How to Help Your Daughter with ADHD Build Lasting Friendships

Because social skills do not always come naturally and that is okay.

Friendships are such an important part of growing up. They help kids learn about teamwork, empathy, and who they are as individuals. Through friends, children practice problem-solving, learn to share, and experience the joy of belonging. But for many girls with ADHD, making and keeping friends can be tricky. Some may come across as too energetic or impulsive, while others might seem shy, distracted, or unsure how to join in.

The good news? With a little practice, patience, and support, you can help your daughter build the skills she needs to connect and thrive socially.

Why It’s Tough for Some Girls with ADHD to Make Friends

Girls with ADHD often struggle for different reasons and those challenges can look very different from what we expect.

  • Impulsive or energetic girls may interrupt, talk over others, or have trouble taking turns.

  • Inattentive girls may daydream or miss social cues, like when it’s their turn to speak or how to join a group.

  • Emotional intensity can make small disagreements feel big, leading to misunderstandings.

Many girl friendships also involve reading subtle cues and navigating shifting social groups. These unspoken dynamics can be confusing for girls with ADHD, leaving them feeling excluded or unsure.

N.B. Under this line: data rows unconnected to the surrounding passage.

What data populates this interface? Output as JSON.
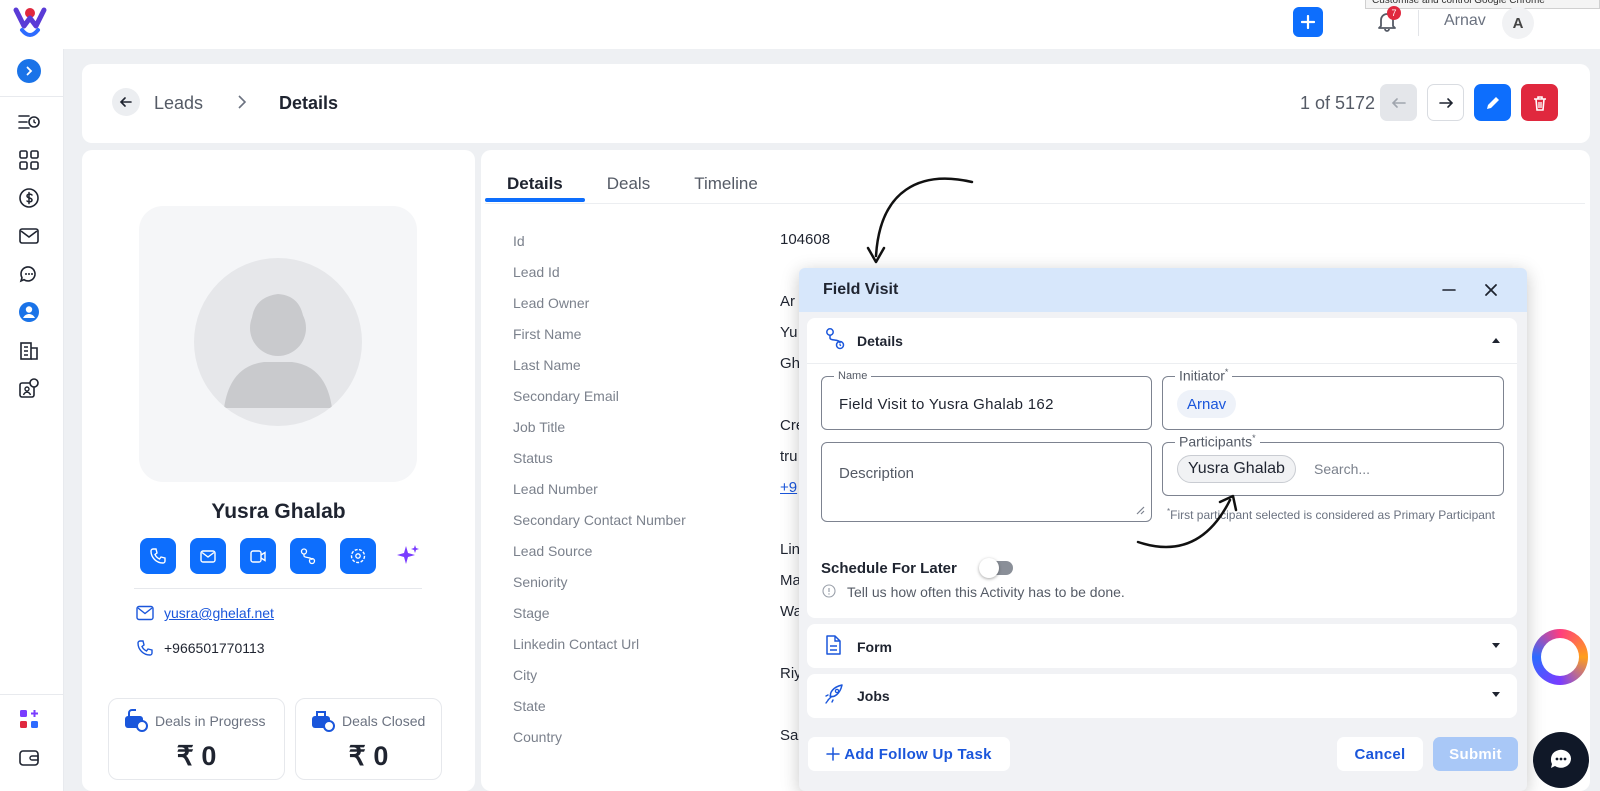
{
  "topbar": {
    "user_name": "Arnav",
    "user_initial": "A",
    "notification_count": "7",
    "tooltip_text": "Customise and control Google Chrome"
  },
  "sidebar": {
    "items": [
      "activity-list",
      "dashboard",
      "deals",
      "mail",
      "chat",
      "contacts",
      "company",
      "settings-people",
      "apps",
      "wallet"
    ]
  },
  "header": {
    "crumb_leads": "Leads",
    "crumb_details": "Details",
    "pager": "1 of 5172"
  },
  "profile": {
    "name": "Yusra Ghalab",
    "email": "yusra@ghelaf.net",
    "phone": "+966501770113",
    "stats": [
      {
        "label": "Deals in Progress",
        "value": "₹ 0"
      },
      {
        "label": "Deals Closed",
        "value": "₹ 0"
      }
    ]
  },
  "tabs": [
    "Details",
    "Deals",
    "Timeline"
  ],
  "fields": [
    {
      "label": "Id",
      "value": "104608"
    },
    {
      "label": "Lead Id",
      "value": ""
    },
    {
      "label": "Lead Owner",
      "value": "Ar"
    },
    {
      "label": "First Name",
      "value": "Yu"
    },
    {
      "label": "Last Name",
      "value": "Gh"
    },
    {
      "label": "Secondary Email",
      "value": ""
    },
    {
      "label": "Job Title",
      "value": "Cre"
    },
    {
      "label": "Status",
      "value": "tru"
    },
    {
      "label": "Lead Number",
      "value": "+9"
    },
    {
      "label": "Secondary Contact Number",
      "value": ""
    },
    {
      "label": "Lead Source",
      "value": "Lin"
    },
    {
      "label": "Seniority",
      "value": "Ma"
    },
    {
      "label": "Stage",
      "value": "Wa"
    },
    {
      "label": "Linkedin Contact Url",
      "value": ""
    },
    {
      "label": "City",
      "value": "Riy"
    },
    {
      "label": "State",
      "value": ""
    },
    {
      "label": "Country",
      "value": "Sa"
    }
  ],
  "modal": {
    "title": "Field Visit",
    "details_section": "Details",
    "name_label": "Name",
    "name_value": "Field Visit to Yusra Ghalab 162",
    "initiator_label": "Initiator",
    "initiator_value": "Arnav",
    "description_placeholder": "Description",
    "participants_label": "Participants",
    "participant_chip": "Yusra Ghalab",
    "participants_search_placeholder": "Search...",
    "required_mark": "*",
    "primary_hint": "First participant selected is considered as Primary Participant",
    "schedule_label": "Schedule For Later",
    "schedule_hint": "Tell us how often this Activity has to be done.",
    "form_section": "Form",
    "jobs_section": "Jobs",
    "add_follow_up": "Add Follow Up Task",
    "cancel": "Cancel",
    "submit": "Submit"
  },
  "colors": {
    "primary": "#0d6efd",
    "danger": "#e0283e",
    "modal_header": "#d7e7fb",
    "submit_disabled": "#a9c8f7"
  }
}
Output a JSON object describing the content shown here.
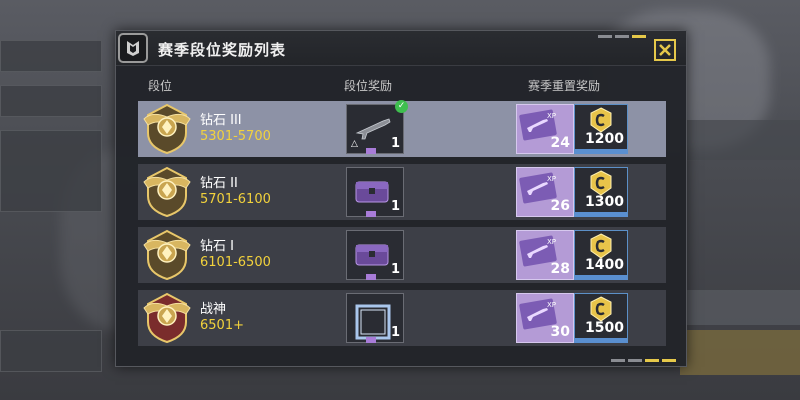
{
  "dialog": {
    "title": "赛季段位奖励列表",
    "columns": {
      "rank": "段位",
      "rank_reward": "段位奖励",
      "reset_reward": "赛季重置奖励"
    }
  },
  "rows": [
    {
      "name": "钻石 III",
      "range": "5301-5700",
      "reward_icon": "rifle-icon",
      "reward_count": "1",
      "claimed": true,
      "xp_count": "24",
      "cp_count": "1200",
      "selected": true
    },
    {
      "name": "钻石 II",
      "range": "5701-6100",
      "reward_icon": "crate-icon",
      "reward_count": "1",
      "claimed": false,
      "xp_count": "26",
      "cp_count": "1300",
      "selected": false
    },
    {
      "name": "钻石 I",
      "range": "6101-6500",
      "reward_icon": "crate-icon",
      "reward_count": "1",
      "claimed": false,
      "xp_count": "28",
      "cp_count": "1400",
      "selected": false
    },
    {
      "name": "战神",
      "range": "6501+",
      "reward_icon": "frame-icon",
      "reward_count": "1",
      "claimed": false,
      "xp_count": "30",
      "cp_count": "1500",
      "selected": false
    }
  ],
  "colors": {
    "accent": "#e5c84a",
    "range_text": "#f2d23c",
    "selected_row": "#8d92a6",
    "xp_card": "#b49bd6"
  }
}
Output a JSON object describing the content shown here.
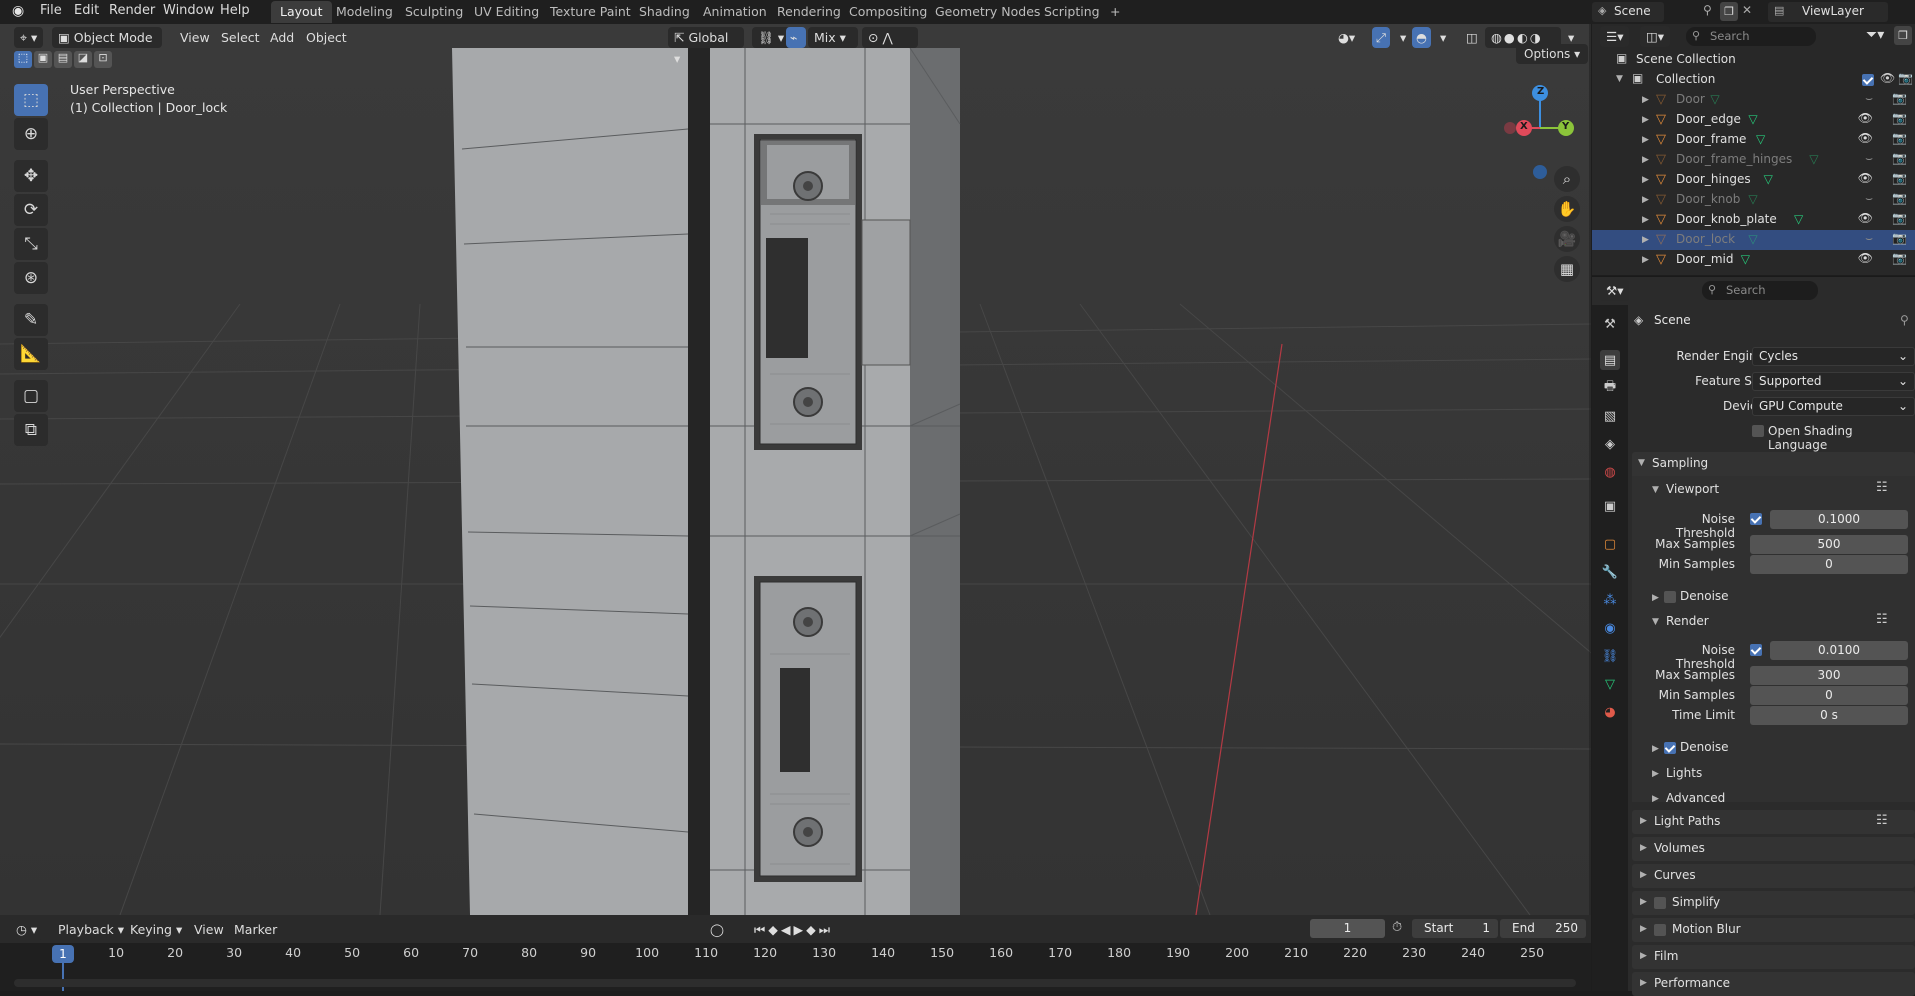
{
  "topbar": {
    "menus": [
      "File",
      "Edit",
      "Render",
      "Window",
      "Help"
    ],
    "workspaces": [
      "Layout",
      "Modeling",
      "Sculpting",
      "UV Editing",
      "Texture Paint",
      "Shading",
      "Animation",
      "Rendering",
      "Compositing",
      "Geometry Nodes",
      "Scripting"
    ],
    "active_workspace": "Layout",
    "add_tab": "+",
    "scene": "Scene",
    "view_layer": "ViewLayer"
  },
  "viewport": {
    "mode": "Object Mode",
    "menus": [
      "View",
      "Select",
      "Add",
      "Object"
    ],
    "orientation": "Global",
    "snap_mode": "Mix",
    "options": "Options",
    "perspective": "User Perspective",
    "context": "(1) Collection | Door_lock",
    "gizmo": {
      "x": "X",
      "y": "Y",
      "z": "Z"
    }
  },
  "timeline": {
    "menus": [
      "Playback",
      "Keying",
      "View",
      "Marker"
    ],
    "current_frame": "1",
    "start_label": "Start",
    "start": "1",
    "end_label": "End",
    "end": "250",
    "frame_cursor": "1",
    "ruler": [
      "10",
      "20",
      "30",
      "40",
      "50",
      "60",
      "70",
      "80",
      "90",
      "100",
      "110",
      "120",
      "130",
      "140",
      "150",
      "160",
      "170",
      "180",
      "190",
      "200",
      "210",
      "220",
      "230",
      "240",
      "250"
    ]
  },
  "outliner": {
    "search_placeholder": "Search",
    "scene_collection": "Scene Collection",
    "collection": "Collection",
    "items": [
      {
        "name": "Door",
        "dim": true
      },
      {
        "name": "Door_edge",
        "dim": false
      },
      {
        "name": "Door_frame",
        "dim": false
      },
      {
        "name": "Door_frame_hinges",
        "dim": true
      },
      {
        "name": "Door_hinges",
        "dim": false
      },
      {
        "name": "Door_knob",
        "dim": true
      },
      {
        "name": "Door_knob_plate",
        "dim": false
      },
      {
        "name": "Door_lock",
        "dim": true,
        "selected": true
      },
      {
        "name": "Door_mid",
        "dim": false
      }
    ]
  },
  "properties": {
    "search_placeholder": "Search",
    "context": "Scene",
    "render_engine_label": "Render Engine",
    "render_engine": "Cycles",
    "feature_set_label": "Feature Set",
    "feature_set": "Supported",
    "device_label": "Device",
    "device": "GPU Compute",
    "osl_label": "Open Shading Language",
    "sampling": "Sampling",
    "viewport": {
      "title": "Viewport",
      "noise_threshold_label": "Noise Threshold",
      "noise_threshold": "0.1000",
      "max_samples_label": "Max Samples",
      "max_samples": "500",
      "min_samples_label": "Min Samples",
      "min_samples": "0",
      "denoise": "Denoise"
    },
    "render": {
      "title": "Render",
      "noise_threshold_label": "Noise Threshold",
      "noise_threshold": "0.0100",
      "max_samples_label": "Max Samples",
      "max_samples": "300",
      "min_samples_label": "Min Samples",
      "min_samples": "0",
      "time_limit_label": "Time Limit",
      "time_limit": "0 s",
      "denoise": "Denoise"
    },
    "lights": "Lights",
    "advanced": "Advanced",
    "panels": [
      "Light Paths",
      "Volumes",
      "Curves",
      "Simplify",
      "Motion Blur",
      "Film",
      "Performance"
    ]
  },
  "colors": {
    "accent": "#4772b3",
    "x_axis": "#e04a5a",
    "y_axis": "#8bc43a",
    "z_axis": "#3d8fe0",
    "mesh_icon": "#e08a3a",
    "data_icon": "#27c97a"
  }
}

But remember, friendship is a skill, and like any skill, it improves with guidance, feedback, and practice.

Helping Younger Girls Build Social Skills

For younger girls, social learning often happens through play and daily routines. You can set the stage for success with gentle coaching, clear expectations, and lots of encouragement.

Do a Little Coaching at Home

Start with small lessons during family time. Practice taking turns, sharing, and solving little disagreements calmly. Role-play short conversations, such as how to ask someone to play or what to say if there’s a disagreement. Keep it light and fun, make it a game, use puppets, or switch roles so she can see different perspectives.

Your child also learns a lot by watching you. Model kindness, active listening, and patience when you talk to others. When she sees you handle social moments with care, like apologizing after a misunderstanding or asking questions to show interest, she’ll start to pick up those cues naturally.

Practice During Playdates

Playdates are a great way to help your daughter practice her social skills in a comfortable setting. Before the playdate, talk about what it means to be a good host: sharing toys, taking turns choosing games, and checking in to see if everyone’s having fun.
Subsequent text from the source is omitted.